Carol’s quest will be shown on Five and she says: “I’m looking forward to spending three months virtually on my own because I’ve always had a busy home life and I never had time to myself.

“It will be like having a holiday, but there will be a film crew on the ground and I’ll be talking to air traffic control and other pilots.

“It’s not like I’m trekking through the wilderness by myself for three months.”

Carol’s fascination with flying began at an early age when, aged nine, she watched Concorde’s maiden flight and decided to become a pilot.

“I wanted to be an RAF pilot when I was younger,” she explains.

“I lived in a small town in Wales and was a ‘free school meals’ kid at a comprehensive, and I got to Cambridge University to study engineering a year early.

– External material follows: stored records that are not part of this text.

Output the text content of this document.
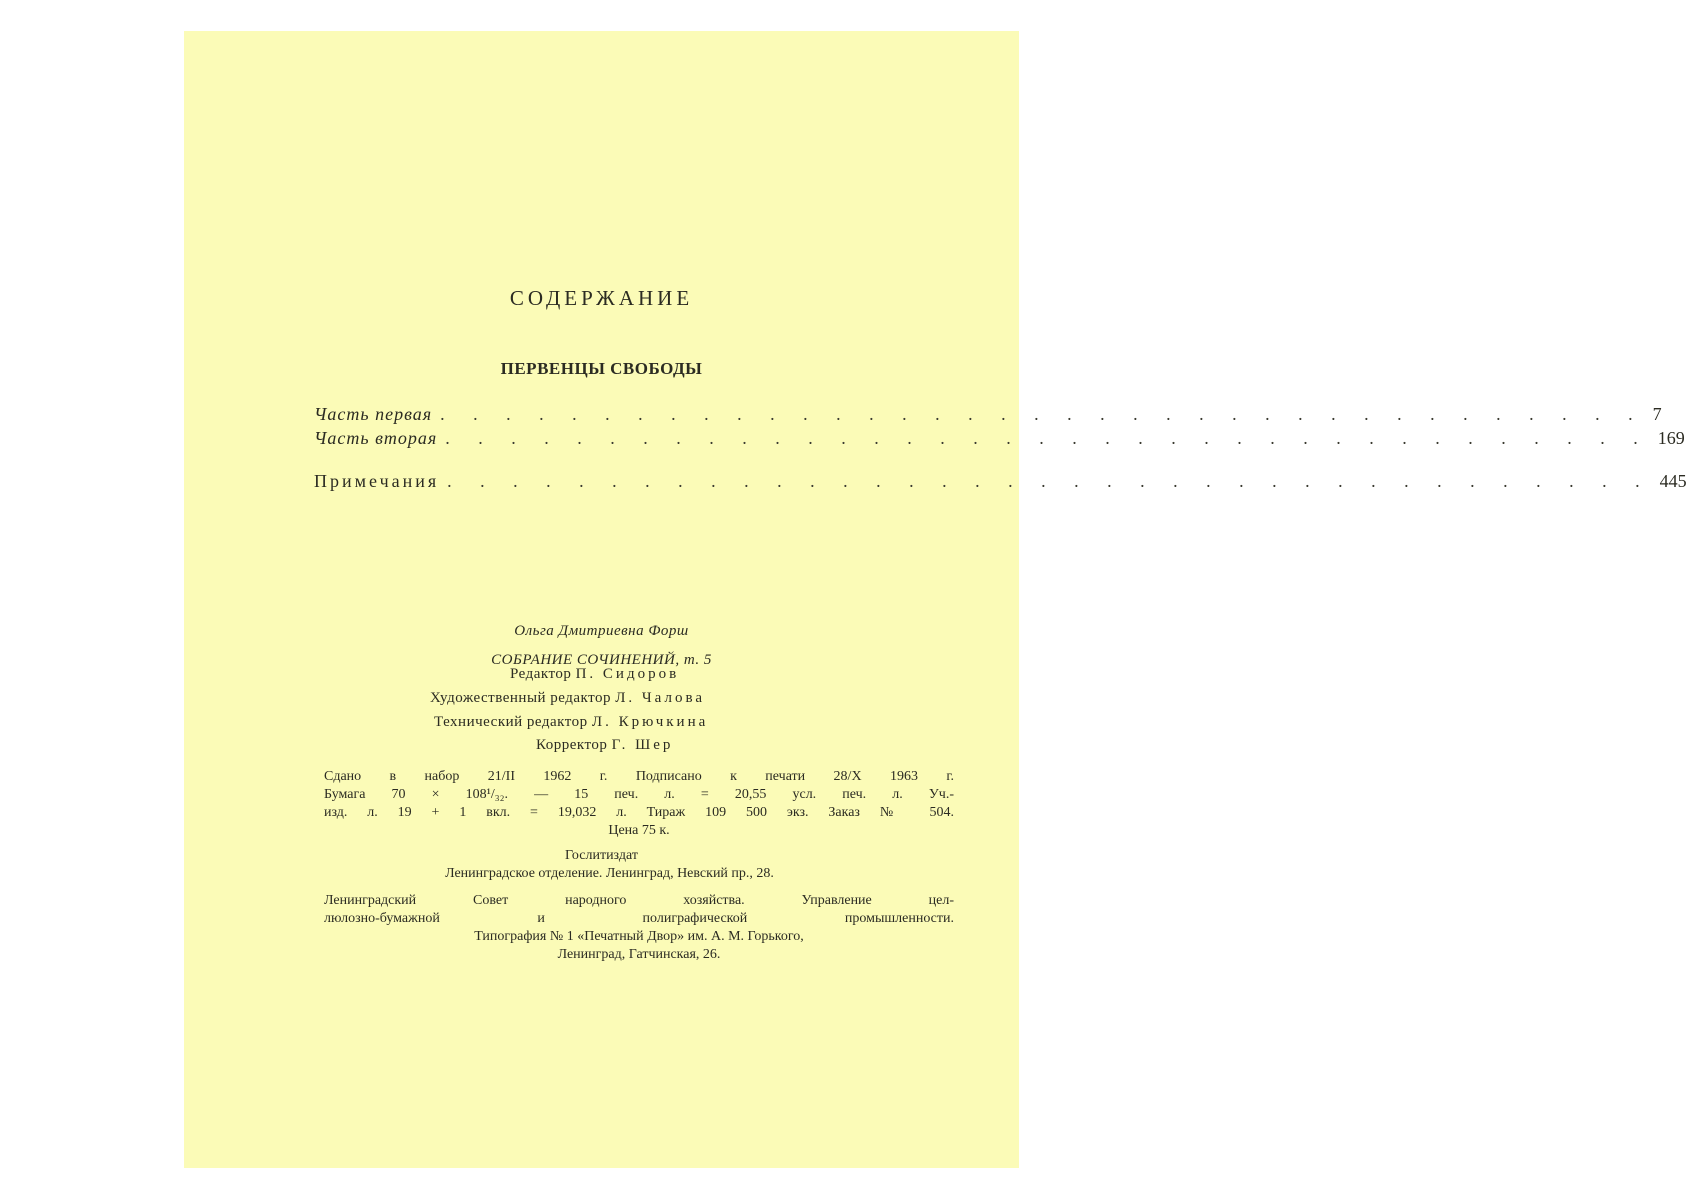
СОДЕРЖАНИЕ
ПЕРВЕНЦЫ СВОБОДЫ
Часть первая . . . . . . . . . . . . . . . . . . . . . . . . . . . . . . . . . . . . . 7
Часть вторая . . . . . . . . . . . . . . . . . . . . . . . . . . . . . . . . . . . . . 169
Примечания . . . . . . . . . . . . . . . . . . . . . . . . . . . . . . . . . . . . . 445
Ольга Дмитриевна Форш
СОБРАНИЕ СОЧИНЕНИЙ, т. 5
Редактор П. Сидоров
Художественный редактор Л. Чалова
Технический редактор Л. Крючкина
Корректор Г. Шер
Сдано в набор 21/II 1962 г. Подписано к печати 28/X 1963 г.
Бумага 70 × 108¹/₃₂. — 15 печ. л. = 20,55 усл. печ. л. Уч.-
изд. л. 19 + 1 вкл. = 19,032 л. Тираж 109 500 экз. Заказ № 504.
Цена 75 к.
Гослитиздат
Ленинградское отделение. Ленинград, Невский пр., 28.
Ленинградский Совет народного хозяйства. Управление цел-
люлозно-бумажной и полиграфической промышленности.
Типография № 1 «Печатный Двор» им. А. М. Горького,
Ленинград, Гатчинская, 26.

“There was a University Air Squadron that students could join if they wanted to become pilots, so off I went to sign up.

“I desperately wanted to join the RAF as a pilot, but they said I couldn’t join because sadly, back then, they wouldn’t accept women in that position.

“Things are very different now and I know a number of incredible female RAF pilots, but that was the end of that for me for 30 or so years.

“We were a poor family, so flying lessons were out of the question and after I graduated I went off into another life.

“It wasn’t until 2011 when I met a woman in her late 60s who told me she hadn’t learned to fly until she was 50 that my perspective shifted. I realised I had the time and the money.

“I booked a six-week course at a flight school in San Diego. Every time I landed, it was with a huge smile.

“When I returned home, I bought myself a little plane and continued lessons.

“I completed my first solo flight three years ago, live on ITV’s This Morning, and I finally got my Private Pilot’s Licence in December, 2013.

“I haven’t many regrets in my life,” adds Carol.

“I’m 55 now and there are some things I think: ‘God, I wish I hadn’t done that.’

“In terms of where I feel I missed out, it’s coming to this so late because of the joy I could have had from flying all those years ago.”